Laurence shrugged but his body tensed as if there was something he couldn’t bring himself to say. ‘He met her when he painted Caroline’s portrait.’
‘Where is the picture, Laurence? I’ve never seen it.’
‘I keep it in my study.’
When he looked at her, she saw deep pain in his eyes, but also anger. Why? Was he angry with her?
‘I would like to see it. Have we got time before our walk?’
He nodded, but didn’t speak as they walked along the corridor.
‘Is it a good likeness?’ she asked.
Again, he didn’t answer, and when he unlocked the door his hands were shaking.
Once inside, she scanned the room. ‘I didn’t realize it was on display. It wasn’t there last time I came in here.’
‘I’ve taken it down a couple of times but always end up hanging it again. Do you mind?’
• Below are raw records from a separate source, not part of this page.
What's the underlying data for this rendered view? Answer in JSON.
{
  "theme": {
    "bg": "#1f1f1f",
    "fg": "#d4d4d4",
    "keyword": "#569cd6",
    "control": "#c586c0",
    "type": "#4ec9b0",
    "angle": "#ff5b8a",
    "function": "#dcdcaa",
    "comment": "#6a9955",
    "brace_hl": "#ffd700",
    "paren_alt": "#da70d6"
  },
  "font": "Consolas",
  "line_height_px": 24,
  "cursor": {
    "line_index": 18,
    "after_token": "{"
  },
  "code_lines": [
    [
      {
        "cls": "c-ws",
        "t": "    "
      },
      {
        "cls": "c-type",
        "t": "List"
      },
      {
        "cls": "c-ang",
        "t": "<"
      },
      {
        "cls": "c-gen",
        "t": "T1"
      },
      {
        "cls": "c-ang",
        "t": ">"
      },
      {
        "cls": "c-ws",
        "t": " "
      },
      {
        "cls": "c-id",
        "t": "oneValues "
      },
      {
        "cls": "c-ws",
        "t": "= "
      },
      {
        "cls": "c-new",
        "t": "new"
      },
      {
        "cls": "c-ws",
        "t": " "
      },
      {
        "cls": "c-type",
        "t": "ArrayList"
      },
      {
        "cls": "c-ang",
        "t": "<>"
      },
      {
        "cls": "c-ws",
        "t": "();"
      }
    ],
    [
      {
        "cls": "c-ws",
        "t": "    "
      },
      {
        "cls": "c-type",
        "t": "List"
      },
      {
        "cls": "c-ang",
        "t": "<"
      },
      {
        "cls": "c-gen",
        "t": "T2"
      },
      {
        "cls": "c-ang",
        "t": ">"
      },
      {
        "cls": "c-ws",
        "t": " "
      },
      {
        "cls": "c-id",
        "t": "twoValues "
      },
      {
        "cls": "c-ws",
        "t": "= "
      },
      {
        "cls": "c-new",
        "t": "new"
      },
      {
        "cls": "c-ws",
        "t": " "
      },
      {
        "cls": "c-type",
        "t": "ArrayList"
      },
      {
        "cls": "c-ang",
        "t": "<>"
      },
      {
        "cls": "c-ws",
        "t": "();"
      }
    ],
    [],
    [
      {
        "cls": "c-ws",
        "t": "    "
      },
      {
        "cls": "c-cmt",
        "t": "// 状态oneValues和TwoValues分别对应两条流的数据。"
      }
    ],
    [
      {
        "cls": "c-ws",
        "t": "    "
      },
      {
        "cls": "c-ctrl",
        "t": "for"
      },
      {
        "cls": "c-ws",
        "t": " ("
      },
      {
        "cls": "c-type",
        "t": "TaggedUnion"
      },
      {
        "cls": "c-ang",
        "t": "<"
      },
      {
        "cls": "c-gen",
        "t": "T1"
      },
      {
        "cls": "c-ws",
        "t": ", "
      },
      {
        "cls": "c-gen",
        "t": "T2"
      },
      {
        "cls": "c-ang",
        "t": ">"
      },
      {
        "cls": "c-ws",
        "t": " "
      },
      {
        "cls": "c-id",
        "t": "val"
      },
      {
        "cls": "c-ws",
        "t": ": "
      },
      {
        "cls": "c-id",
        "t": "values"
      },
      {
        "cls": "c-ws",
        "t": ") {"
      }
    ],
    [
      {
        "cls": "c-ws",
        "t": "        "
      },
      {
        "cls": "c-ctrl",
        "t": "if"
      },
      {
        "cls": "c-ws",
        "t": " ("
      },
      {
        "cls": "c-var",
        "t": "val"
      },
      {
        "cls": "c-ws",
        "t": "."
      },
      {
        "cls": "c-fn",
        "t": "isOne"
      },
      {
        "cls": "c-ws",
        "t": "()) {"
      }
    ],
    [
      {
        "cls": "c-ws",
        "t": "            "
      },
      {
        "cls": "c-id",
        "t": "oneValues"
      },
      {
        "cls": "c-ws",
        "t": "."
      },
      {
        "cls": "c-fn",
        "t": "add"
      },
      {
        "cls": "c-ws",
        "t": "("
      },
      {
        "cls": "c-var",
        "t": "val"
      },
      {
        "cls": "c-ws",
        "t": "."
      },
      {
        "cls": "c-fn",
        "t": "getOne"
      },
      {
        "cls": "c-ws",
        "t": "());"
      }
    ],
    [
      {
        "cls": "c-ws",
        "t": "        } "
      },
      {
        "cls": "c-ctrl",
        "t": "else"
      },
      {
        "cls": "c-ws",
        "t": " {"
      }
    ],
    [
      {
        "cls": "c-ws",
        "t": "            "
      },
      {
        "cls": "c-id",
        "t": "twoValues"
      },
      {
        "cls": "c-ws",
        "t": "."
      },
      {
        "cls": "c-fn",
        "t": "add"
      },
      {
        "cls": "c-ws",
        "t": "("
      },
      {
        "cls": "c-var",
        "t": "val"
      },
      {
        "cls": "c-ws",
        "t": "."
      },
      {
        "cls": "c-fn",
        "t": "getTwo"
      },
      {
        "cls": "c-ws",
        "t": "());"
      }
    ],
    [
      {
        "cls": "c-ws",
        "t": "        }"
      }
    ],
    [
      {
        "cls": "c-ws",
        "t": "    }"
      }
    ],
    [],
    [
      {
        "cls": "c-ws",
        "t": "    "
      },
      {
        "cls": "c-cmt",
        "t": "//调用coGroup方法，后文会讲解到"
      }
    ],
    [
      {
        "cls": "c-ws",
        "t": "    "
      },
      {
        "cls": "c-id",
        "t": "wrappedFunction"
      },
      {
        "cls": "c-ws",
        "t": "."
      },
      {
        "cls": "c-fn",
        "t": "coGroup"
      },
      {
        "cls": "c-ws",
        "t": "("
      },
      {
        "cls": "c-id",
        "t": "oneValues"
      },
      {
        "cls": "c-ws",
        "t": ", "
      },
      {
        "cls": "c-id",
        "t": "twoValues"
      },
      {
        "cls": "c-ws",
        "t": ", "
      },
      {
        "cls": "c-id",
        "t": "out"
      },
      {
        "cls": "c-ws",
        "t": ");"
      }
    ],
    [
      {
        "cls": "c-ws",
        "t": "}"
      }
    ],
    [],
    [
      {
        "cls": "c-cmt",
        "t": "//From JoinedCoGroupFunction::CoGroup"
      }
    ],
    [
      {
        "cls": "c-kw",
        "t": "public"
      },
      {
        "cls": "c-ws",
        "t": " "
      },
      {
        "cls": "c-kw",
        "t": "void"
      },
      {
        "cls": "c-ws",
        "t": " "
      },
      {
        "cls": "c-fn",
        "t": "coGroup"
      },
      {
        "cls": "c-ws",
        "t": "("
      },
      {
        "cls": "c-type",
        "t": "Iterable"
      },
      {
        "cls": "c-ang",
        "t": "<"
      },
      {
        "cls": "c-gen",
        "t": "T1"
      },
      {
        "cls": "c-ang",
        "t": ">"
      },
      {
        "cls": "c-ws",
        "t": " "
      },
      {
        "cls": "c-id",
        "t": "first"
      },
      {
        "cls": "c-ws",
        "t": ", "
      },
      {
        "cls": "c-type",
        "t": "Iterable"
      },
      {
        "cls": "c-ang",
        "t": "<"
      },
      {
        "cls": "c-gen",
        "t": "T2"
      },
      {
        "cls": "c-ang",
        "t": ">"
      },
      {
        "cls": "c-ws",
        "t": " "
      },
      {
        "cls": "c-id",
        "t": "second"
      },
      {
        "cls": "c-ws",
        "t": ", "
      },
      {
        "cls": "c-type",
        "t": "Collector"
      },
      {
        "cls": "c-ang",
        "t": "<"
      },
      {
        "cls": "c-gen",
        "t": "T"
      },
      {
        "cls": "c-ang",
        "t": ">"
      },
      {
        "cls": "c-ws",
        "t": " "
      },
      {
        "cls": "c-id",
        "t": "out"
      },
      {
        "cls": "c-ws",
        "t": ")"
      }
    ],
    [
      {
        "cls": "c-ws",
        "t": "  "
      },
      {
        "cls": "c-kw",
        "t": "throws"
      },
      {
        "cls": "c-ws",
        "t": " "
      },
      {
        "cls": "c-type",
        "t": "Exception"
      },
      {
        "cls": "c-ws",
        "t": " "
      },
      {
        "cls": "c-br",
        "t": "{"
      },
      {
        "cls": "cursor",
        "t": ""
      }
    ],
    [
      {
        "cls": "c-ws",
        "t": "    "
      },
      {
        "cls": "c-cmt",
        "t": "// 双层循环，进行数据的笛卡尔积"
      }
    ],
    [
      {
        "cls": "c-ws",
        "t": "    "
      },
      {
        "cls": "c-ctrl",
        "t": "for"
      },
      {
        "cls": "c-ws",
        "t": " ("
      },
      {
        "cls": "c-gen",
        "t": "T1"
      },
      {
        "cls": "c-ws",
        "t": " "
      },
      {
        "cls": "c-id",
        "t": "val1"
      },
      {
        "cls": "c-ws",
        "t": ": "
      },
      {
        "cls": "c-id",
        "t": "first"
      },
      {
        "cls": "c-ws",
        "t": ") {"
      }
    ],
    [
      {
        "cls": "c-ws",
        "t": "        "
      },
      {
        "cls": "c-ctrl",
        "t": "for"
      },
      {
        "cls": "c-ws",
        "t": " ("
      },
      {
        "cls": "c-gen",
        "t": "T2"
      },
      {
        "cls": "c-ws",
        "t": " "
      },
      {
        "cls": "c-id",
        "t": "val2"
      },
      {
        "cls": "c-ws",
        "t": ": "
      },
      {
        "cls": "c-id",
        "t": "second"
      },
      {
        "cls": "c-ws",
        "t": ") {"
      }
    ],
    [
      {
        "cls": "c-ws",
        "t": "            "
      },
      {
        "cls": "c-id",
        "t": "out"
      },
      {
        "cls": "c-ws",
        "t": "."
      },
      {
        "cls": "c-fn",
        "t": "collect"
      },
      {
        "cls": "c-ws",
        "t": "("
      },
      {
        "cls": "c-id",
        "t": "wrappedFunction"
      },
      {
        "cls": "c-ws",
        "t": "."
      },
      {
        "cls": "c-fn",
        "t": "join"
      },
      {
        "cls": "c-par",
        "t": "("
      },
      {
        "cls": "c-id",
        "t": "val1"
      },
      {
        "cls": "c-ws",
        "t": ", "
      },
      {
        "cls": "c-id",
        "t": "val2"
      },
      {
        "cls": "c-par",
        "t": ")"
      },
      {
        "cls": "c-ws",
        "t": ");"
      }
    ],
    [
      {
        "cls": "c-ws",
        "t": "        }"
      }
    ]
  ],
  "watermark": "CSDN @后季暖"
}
Gwen wasn’t sure what she felt but shook her head and studied the painting. Caroline was portrayed wearing a red sari enhanced with silver and gold thread, and with a pattern of birds and leaves embroidered all along the section that fell from her shoulder. Ravasinghe had brought out Caroline’s beauty in a way that hadn’t been so apparent in the photograph Gwen had seen, but something fragile and sad in her face affected Gwen deeply.
‘It’s real silver, the thread,’ he said. ‘I’ll take it down. Should have stored it away long ago. Don’t know why I haven’t.’
‘Did she always wear a sari?’
‘For a minute there it seemed as if you were angry.’
‘Is there something you’re not telling me?’
He turned away. Maybe he was angry with himself, she thought, or perhaps he still felt guilty that he hadn’t had Caroline hospitalized? She knew very well how guilt could chew up your insides, how it could stick to you, invisibly at first, but gradually fester until it took on a life of its own. She was saddened by the feeling that Laurence might never fully recover from his first wife’s tragic death.